Cata hizo un silencio profundo que me movió a arrepentirme de tanto naturalismo pero tras el tenso silencio vino una tempestad de risas que casi la llevan a la convulsión definitiva.
—¿Y tú qué decías?
—La miraba y le decía una y otra vez: ¡pero qué fea eres chiquilla! Y cuánto más se lo decía más me excitaba.
—No me lo puedo creer. ¿Y qué pasó cuando Inés recuperó la calma? ¿No se sintió avergonzada?
—En absoluto.
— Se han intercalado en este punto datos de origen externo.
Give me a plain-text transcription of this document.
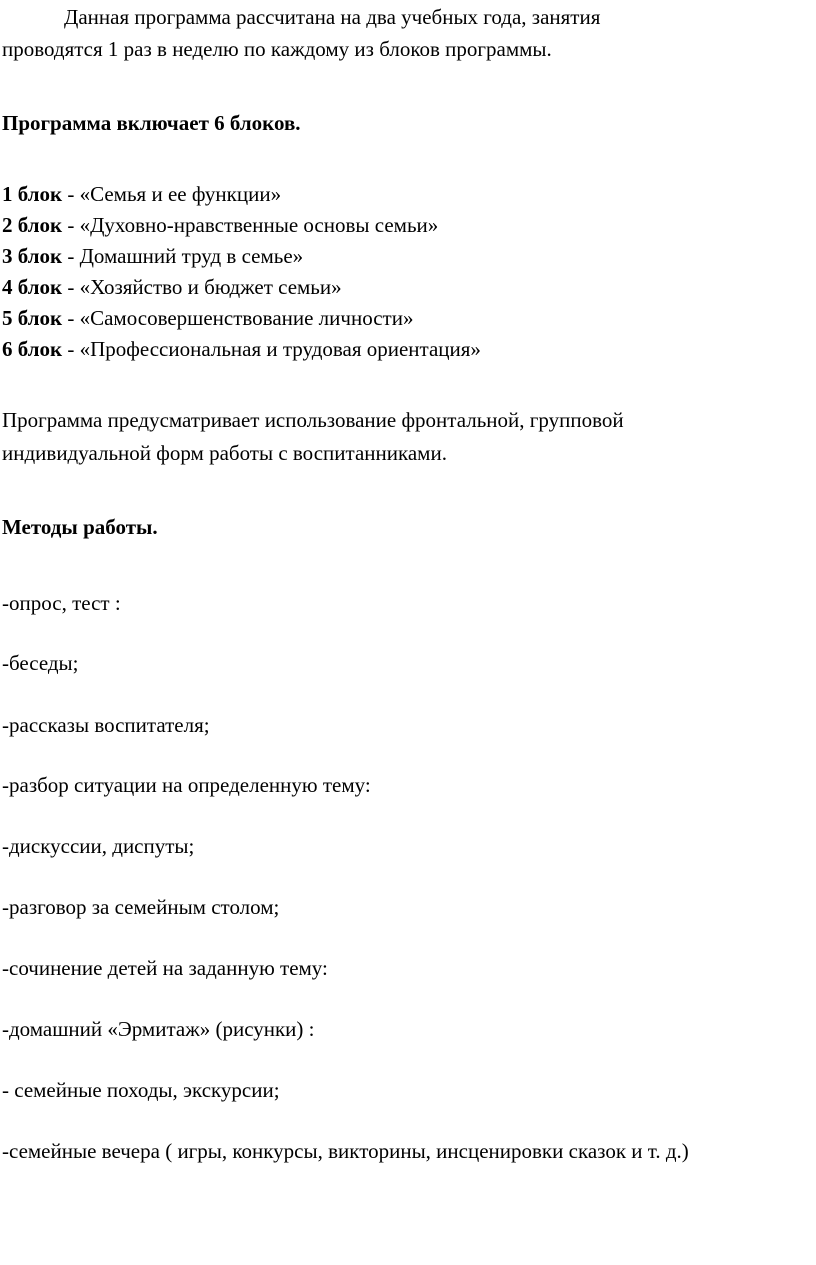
Данная программа рассчитана на два учебных года, занятия
проводятся 1 раз в неделю по каждому из блоков программы.
Программа включает 6 блоков.
1 блок - «Семья и ее функции»
2 блок - «Духовно-нравственные основы семьи»
3 блок - Домашний труд в семье»
4 блок - «Хозяйство и бюджет семьи»
5 блок - «Самосовершенствование личности»
6 блок - «Профессиональная и трудовая ориентация»
Программа предусматривает использование фронтальной, групповой
индивидуальной форм работы с воспитанниками.
Методы работы.
-опрос, тест :
-беседы;
-рассказы воспитателя;
-разбор ситуации на определенную тему:
-дискуссии, диспуты;
-разговор за семейным столом;
-сочинение детей на заданную тему:
-домашний «Эрмитаж» (рисунки) :
- семейные походы, экскурсии;
-семейные вечера ( игры, конкурсы, викторины, инсценировки сказок и т. д.)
Me miraba arrobada, pensando quizás en la urgencia de una nueva sesión.
—¿Y tú, Jaime, qué sentiste?
—Yo di de nuevo las más sinceras gracias a Dios y las seguí dando cuando abandoné el convento, justo cuando se iniciaban los rezos de maitines a los que acudió Inés con puntualidad religiosa.
De cómo Alonso retomó la historia de Miguel de la Vega,
espía de don Juan Manuel, de que forma fue interrogado en 1505
por la Inquisición y de lo que en realidad esta pretendía.
Le tocaba exponer a Alonso. Los invitados de don Juan Manuel en el castillo de Belmonte estábamos sobre ascuas, pues habíamos dejado al pobre Miguel de la Vega bajo las férulas de la Santa Inquisición, Alonso de Torrelaguna nos recordó que la Suprema había iniciado el interrogatorio del enviado de De Veré y de don Juan Manuel. Esto fue lo que nos contó, insaciable lector:
—El reo puede sentarse —ordenó el inquisidor.
Miguel permaneció de pie, y replicó con la humildad que le aconsejaba la prudencia, reprimiendo el tono que exigía su indignación.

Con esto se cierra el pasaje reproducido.